Mr Zitto Kabwe (Kigoma Urban – ACT-Wazalendo) and Mr Nape Nnauye, who also serves as minister for Information, Culture, Artists and Sports, differed over the Bill. While Mr Kabwe described the Bill as curtaining press freedom, Mr Nnauye stressed that for the first time the government would be able to make journalism a true profession.
It was Mr Kabwe, who started commenting on the Bill on Thursday that it was disastrous for it did not differ much from the Newspapers Act, 1976, which it intended to repeal.
He noted, for instance, that in addition to controlling the mainstream media, the Bill would give the minister responsible for information powers to control social media platforms, which was unfortunate. “The law will also give pow ers to the government to confiscate newspapers and property of media houses and the printing press should it consider that a certain publication was seditious,” noted Mr Kabwe in his comments.
He said it was ridiculous that after about 20 years of demand for a media-friendly law the government came up with a Bill, which intended to control more media outlets in the country. But in his strong worded response, Mr Nnauye ridiculed his fellow MP, noting that Mr Kabwe was misleading members of the public. He said it was doubtful it Mr Kabwe had read the Bill or if he read it he might have misundertood it.

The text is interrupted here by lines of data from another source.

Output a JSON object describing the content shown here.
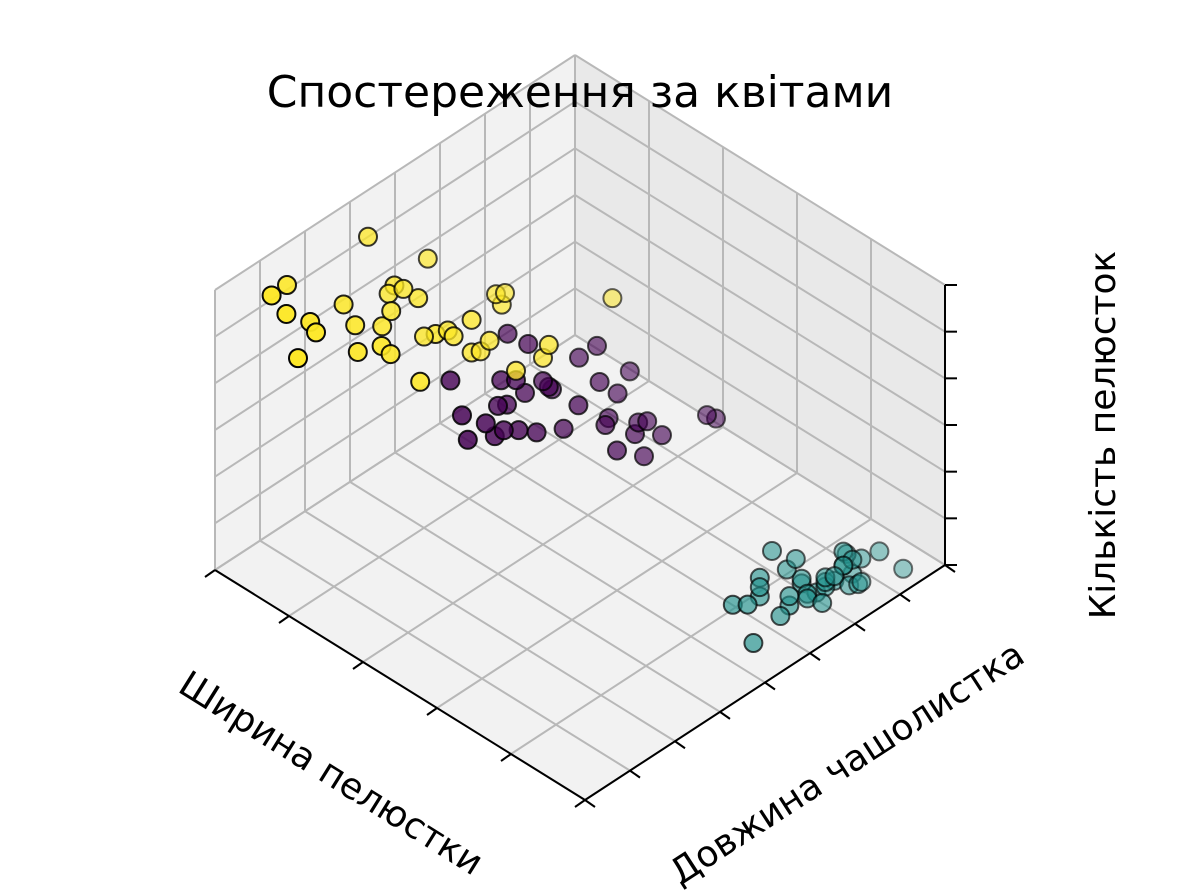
{
  "chart_data": {
    "type": "scatter3d",
    "title": "Спостереження за квітами",
    "xlabel": "Ширина пелюстки",
    "ylabel": "Довжина чашолистка",
    "zlabel": "Кількість пелюсток",
    "xlim": [
      0,
      2.5
    ],
    "ylim": [
      4,
      8
    ],
    "zlim": [
      1,
      7
    ],
    "xticks": [
      0,
      0.5,
      1,
      1.5,
      2,
      2.5
    ],
    "yticks": [
      4,
      4.5,
      5,
      5.5,
      6,
      6.5,
      7,
      7.5,
      8
    ],
    "zticks": [
      1,
      2,
      3,
      4,
      5,
      6,
      7
    ],
    "grid": true,
    "series": [
      {
        "color": "#21918c",
        "x": [
          0.2,
          0.2,
          0.2,
          0.2,
          0.2,
          0.4,
          0.3,
          0.2,
          0.2,
          0.1,
          0.2,
          0.2,
          0.1,
          0.1,
          0.2,
          0.4,
          0.4,
          0.3,
          0.3,
          0.3,
          0.2,
          0.4,
          0.2,
          0.5,
          0.2,
          0.2,
          0.4,
          0.2,
          0.2,
          0.2,
          0.2,
          0.4,
          0.1,
          0.2,
          0.2
        ],
        "y": [
          5.1,
          4.9,
          4.7,
          4.6,
          5.0,
          5.4,
          4.6,
          5.0,
          4.4,
          4.9,
          5.4,
          4.8,
          4.8,
          4.3,
          5.8,
          5.7,
          5.4,
          5.1,
          5.7,
          5.1,
          5.4,
          5.1,
          4.6,
          5.1,
          4.8,
          5.0,
          5.0,
          5.2,
          5.2,
          4.7,
          4.8,
          5.4,
          5.2,
          5.5,
          4.9
        ],
        "z": [
          1.4,
          1.4,
          1.3,
          1.5,
          1.4,
          1.7,
          1.4,
          1.5,
          1.4,
          1.5,
          1.5,
          1.6,
          1.4,
          1.1,
          1.2,
          1.5,
          1.3,
          1.4,
          1.7,
          1.5,
          1.7,
          1.5,
          1.0,
          1.7,
          1.9,
          1.6,
          1.6,
          1.5,
          1.4,
          1.6,
          1.6,
          1.5,
          1.5,
          1.4,
          1.5
        ]
      },
      {
        "color": "#440154",
        "x": [
          1.4,
          1.5,
          1.5,
          1.3,
          1.5,
          1.3,
          1.6,
          1.0,
          1.3,
          1.4,
          1.0,
          1.5,
          1.0,
          1.4,
          1.3,
          1.4,
          1.5,
          1.0,
          1.5,
          1.1,
          1.8,
          1.3,
          1.5,
          1.2,
          1.3,
          1.4,
          1.4,
          1.7,
          1.5,
          1.0,
          1.1,
          1.0,
          1.2,
          1.6,
          1.5
        ],
        "y": [
          7.0,
          6.4,
          6.9,
          5.5,
          6.5,
          5.7,
          6.3,
          4.9,
          6.6,
          5.2,
          5.0,
          5.9,
          6.0,
          6.1,
          5.6,
          6.7,
          5.6,
          5.8,
          6.2,
          5.6,
          5.9,
          6.1,
          6.3,
          6.1,
          6.4,
          6.6,
          6.8,
          6.7,
          6.0,
          5.7,
          5.5,
          5.5,
          5.8,
          6.0,
          5.4
        ],
        "z": [
          4.7,
          4.5,
          4.9,
          4.0,
          4.6,
          4.5,
          4.7,
          3.3,
          4.6,
          3.9,
          3.5,
          4.2,
          4.0,
          4.7,
          3.6,
          4.4,
          4.5,
          4.1,
          4.5,
          3.9,
          4.8,
          4.0,
          4.9,
          4.7,
          4.3,
          4.4,
          4.8,
          5.0,
          4.5,
          3.5,
          3.8,
          3.7,
          3.9,
          5.1,
          4.5
        ]
      },
      {
        "color": "#fde725",
        "x": [
          2.5,
          1.9,
          2.1,
          1.8,
          2.2,
          2.1,
          1.7,
          1.8,
          1.8,
          2.5,
          2.0,
          1.9,
          2.1,
          2.0,
          2.4,
          2.3,
          1.8,
          2.2,
          2.3,
          1.5,
          2.3,
          2.0,
          2.0,
          1.8,
          2.1,
          1.8,
          1.8,
          1.8,
          2.1,
          1.6,
          1.9,
          2.0,
          2.2,
          1.5,
          1.4
        ],
        "y": [
          6.3,
          5.8,
          7.1,
          6.3,
          6.5,
          7.6,
          4.9,
          7.3,
          6.7,
          7.2,
          6.5,
          6.4,
          6.8,
          5.7,
          5.8,
          6.4,
          6.5,
          7.7,
          7.7,
          6.0,
          6.9,
          5.6,
          7.7,
          6.3,
          6.7,
          7.2,
          6.2,
          6.1,
          6.4,
          7.2,
          7.4,
          7.9,
          6.4,
          6.3,
          6.1
        ],
        "z": [
          6.0,
          5.1,
          5.9,
          5.6,
          5.8,
          6.6,
          4.5,
          6.3,
          5.8,
          6.1,
          5.1,
          5.3,
          5.5,
          5.0,
          5.1,
          5.3,
          5.5,
          6.7,
          6.9,
          5.0,
          5.7,
          4.9,
          6.7,
          4.9,
          5.7,
          6.0,
          4.8,
          4.9,
          5.6,
          5.8,
          6.1,
          6.4,
          5.6,
          5.1,
          5.6
        ]
      }
    ]
  }
}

He insisted that there was no section in the Bill through which the government intended to control the mainstream media and social media platforms.
He also insisted that the contents of the Bill were a result of inputs from various stakeholders involved during the drafting process of the Bill. He said as the law required after tabling the Bill in Parliament stakeholders were invited to read it and give their views to improve it.
He said contrary to what Mr Kabwe was claiming, the Bill gave people more freedom to criticise the performance of the government.